Secular Death

 

The topic of death might be a little heavy, but it is something that has been weighing on my mind for some time because of recent events in my life.

How, as an atheist, or if you are talking to an atheist, do you deal with the grief of losing a loved one, be that a family member, a friend, a lover or an idol? Death is a difficult subject to broach with most people, but another layer of difficulty is added if you do not believe in a spiritual afterlife. How can you console, or be effectively consoled, by someone who does not believe that the loved one has “gone to a better place” or is “watching us from above”? I was recently placed in this awkward position when a woman who I am very close to lost her 14 year old sister to suicide. The girl in question suddenly took her life late last year and devastated her family to a degree that I could not even begin to comprehend myself.
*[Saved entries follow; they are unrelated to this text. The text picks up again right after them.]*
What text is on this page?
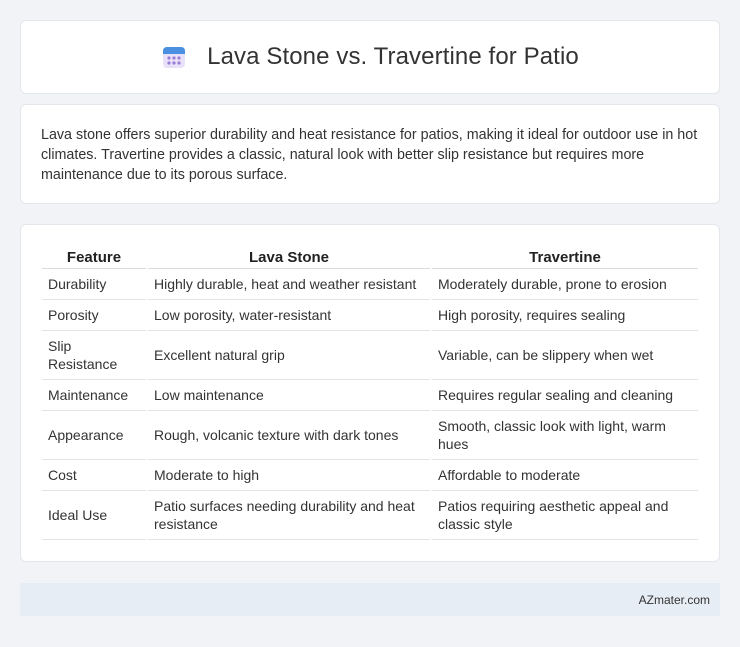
Lava Stone vs. Travertine for Patio

Lava stone offers superior durability and heat resistance for patios, making it ideal for outdoor use in hot climates. Travertine provides a classic, natural look with better slip resistance but requires more maintenance due to its porous surface.

Feature	Lava Stone	Travertine
Durability	Highly durable, heat and weather resistant	Moderately durable, prone to erosion
Porosity	Low porosity, water-resistant	High porosity, requires sealing
Slip Resistance	Excellent natural grip	Variable, can be slippery when wet
Maintenance	Low maintenance	Requires regular sealing and cleaning
Appearance	Rough, volcanic texture with dark tones	Smooth, classic look with light, warm hues
Cost	Moderate to high	Affordable to moderate
Ideal Use	Patio surfaces needing durability and heat resistance	Patios requiring aesthetic appeal and classic style
AZmater.com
Both my friend and I are atheist, but that does not in any way diminish the grief of losing someone you love. A lack of some sort of religious faith does not provide the emotional safety net that such belief offers. I was dumbstruck as how to console her and help her through this incredibly difficult time in her life. I could not say the cliché line of “she’s in a better place” because I do not believe in such a place, and coming off as insincere or false would do nothing to ease her pain. By the same token, saying such things to someone who is not of a religious faith would do little to comfort them. It took me a long time to come across the right words to use, the right message to convey whilst keeping to my principles of a secular universe. I could see that what I eventually told her lifted a weight from her shoulders and relieved her suffering for her sister, even if only a little. I am not trying to say that this will work for everyone, but should you find yourself in the unfortunate situation of losing a loved one, or knowing a secular person who has, I hope these words will guide you and your loved one along the path from grief to acceptance.

“Mourn not for those who have been lost, for they do nought but continue on in the greatest adventure in the cosmos. Their body will fade and disappear, but who they were, the atoms within them, the energy of their life, will live on eternally through all of time and space. They will soar on the wind as birds of the sky, run with the wolves of the forest, and discover every secret the ocean can offer. They will form the cores of the mountains and the flowers of the trees. They will shine bright as the hearts of stars and travel far and wide across all of the cosmos, for matter and energy are never ending, and she will go on to be all of these things and more. Mourn not for the dead, for nothing truly dies, only goes on to continue the great journey through the cosmos. Be happy for the sights she will see and the places she will visit, and know that someday, you two will be united again, be it in the heart of a star or the seed of a tree, no one is lost to you forever.”

I hope these meagre words will be of help, and wish it to be many years before you have need to use them.